-
Tips for becoming a good boxer - November 6, 2020
-
7 expert tips for making your hens night a memorable one - November 6, 2020
-
5 reasons to host your Christmas party on a cruise boat - November 6, 2020
-
What to do when you’re charged with a crime - November 6, 2020
-
Should you get one or multiple dogs? Here’s all you need to know - November 3, 2020
-
A Guide: How to Build Your Very Own Magic Mirror - February 14, 2019
-
Our Top Inspirational Baseball Stars - November 24, 2018
-
Five Tech Tools That Will Help You Turn Your Blog into a Business - November 24, 2018
-
How to Indulge on Vacation without Expanding Your Waist - November 9, 2018
-
5 Strategies for Businesses to Appeal to Today’s Increasingly Mobile-Crazed Customers - November 9, 2018
Germany to present raft of security measures after July attacks
Thomas de Maiziere, the German interior minister, is to detail a series of new proposals on Thursday, including the deportation of preachers who incite terror.
Advertisement
Police investigators work at the site of a suicide bombing in Ansbach, southern Germany, on July 25, 2016.

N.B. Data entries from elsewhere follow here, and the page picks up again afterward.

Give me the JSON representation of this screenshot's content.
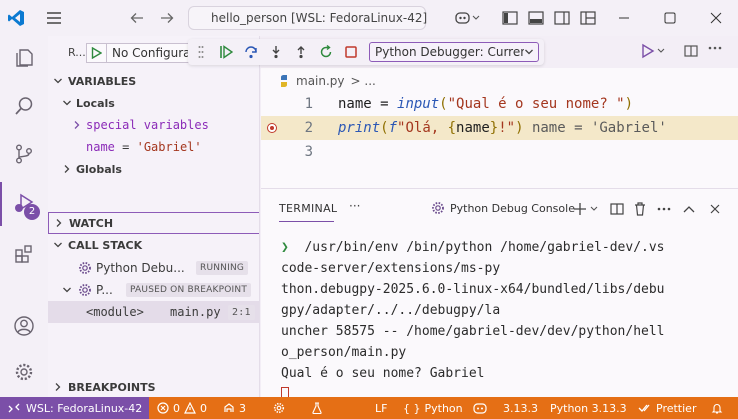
{
  "titlebar": {
    "search_text": "hello_person [WSL: FedoraLinux-42]"
  },
  "run_view": {
    "label": "R...",
    "config_select": "No Configurations"
  },
  "variables": {
    "header": "VARIABLES",
    "locals_label": "Locals",
    "special_label": "special variables",
    "name_key": "name",
    "name_eq": " = ",
    "name_value": "'Gabriel'",
    "globals_label": "Globals"
  },
  "watch": {
    "header": "WATCH"
  },
  "call_stack": {
    "header": "CALL STACK",
    "thread1_name": "Python Debu...",
    "thread1_state": "RUNNING",
    "thread2_name": "P...",
    "thread2_state": "PAUSED ON BREAKPOINT",
    "frame_name": "<module>",
    "frame_file": "main.py",
    "frame_pos": "2:1"
  },
  "breakpoints": {
    "header": "BREAKPOINTS"
  },
  "debug_toolbar": {
    "config_label": "Python Debugger: Current File"
  },
  "editor": {
    "breadcrumb_file": "main.py",
    "breadcrumb_sep": "> ...",
    "lines": [
      {
        "number": "1"
      },
      {
        "number": "2",
        "inline_value": "name = 'Gabriel'"
      },
      {
        "number": "3"
      }
    ]
  },
  "panel": {
    "tab_terminal": "TERMINAL",
    "more": "···",
    "terminal_title": "Python Debug Console",
    "lines": [
      "/usr/bin/env /bin/python /home/gabriel-dev/.vs",
      "code-server/extensions/ms-py",
      "thon.debugpy-2025.6.0-linux-x64/bundled/libs/debu",
      "gpy/adapter/../../debugpy/la",
      "uncher 58575 -- /home/gabriel-dev/dev/python/hell",
      "o_person/main.py",
      "Qual é o seu nome? Gabriel"
    ]
  },
  "statusbar": {
    "remote": "WSL: FedoraLinux-42",
    "errors": "0",
    "warnings": "0",
    "ports": "3",
    "eol": "LF",
    "language": "Python",
    "python_version": "3.13.3",
    "interpreter": "Python 3.13.3",
    "formatter": "Prettier"
  },
  "colors": {
    "accent": "#7b4fa8",
    "debug_status": "#e56f15",
    "current_line": "#f4e8c9"
  }
}
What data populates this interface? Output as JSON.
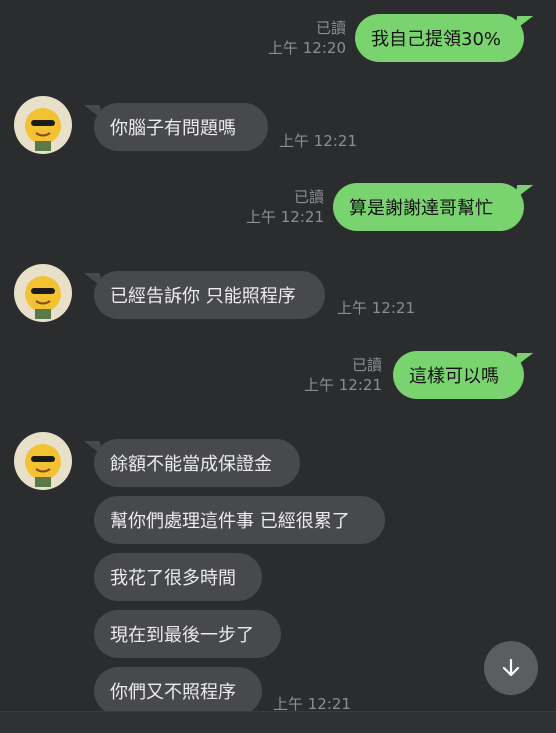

15 people, including four attackers, have been killed.
The new measures to be announced Thursday include speeding up the expulsion process for asylum seekers convicted of crimes, Bild daily reported, quoting anonymous security sources.
The incidents put the focus back on the government’s migration policy, which resulted in more than a million migrants entering Germany previous year, majority fleeing war and conflict in Syria, Afghanistan or Iraq, although the influx has since been stemmed.
Police say they received a tip-off that an attack was being planned in the state.
“We live in hard times”.
The influx of mainly Muslim refugees and the Islamist attacks in France and Belgium this year and last have made security fears one of Germans’ biggest concerns.
The Koelner Stadt-Anzeiger said the new legislation would also facilitate data retention and limit how long migrants whose asylum applications have been rejected could stay in Germany. The spokesman for the federal Interior Ministry said the document, the “Berlin declaration”, was still under consultation.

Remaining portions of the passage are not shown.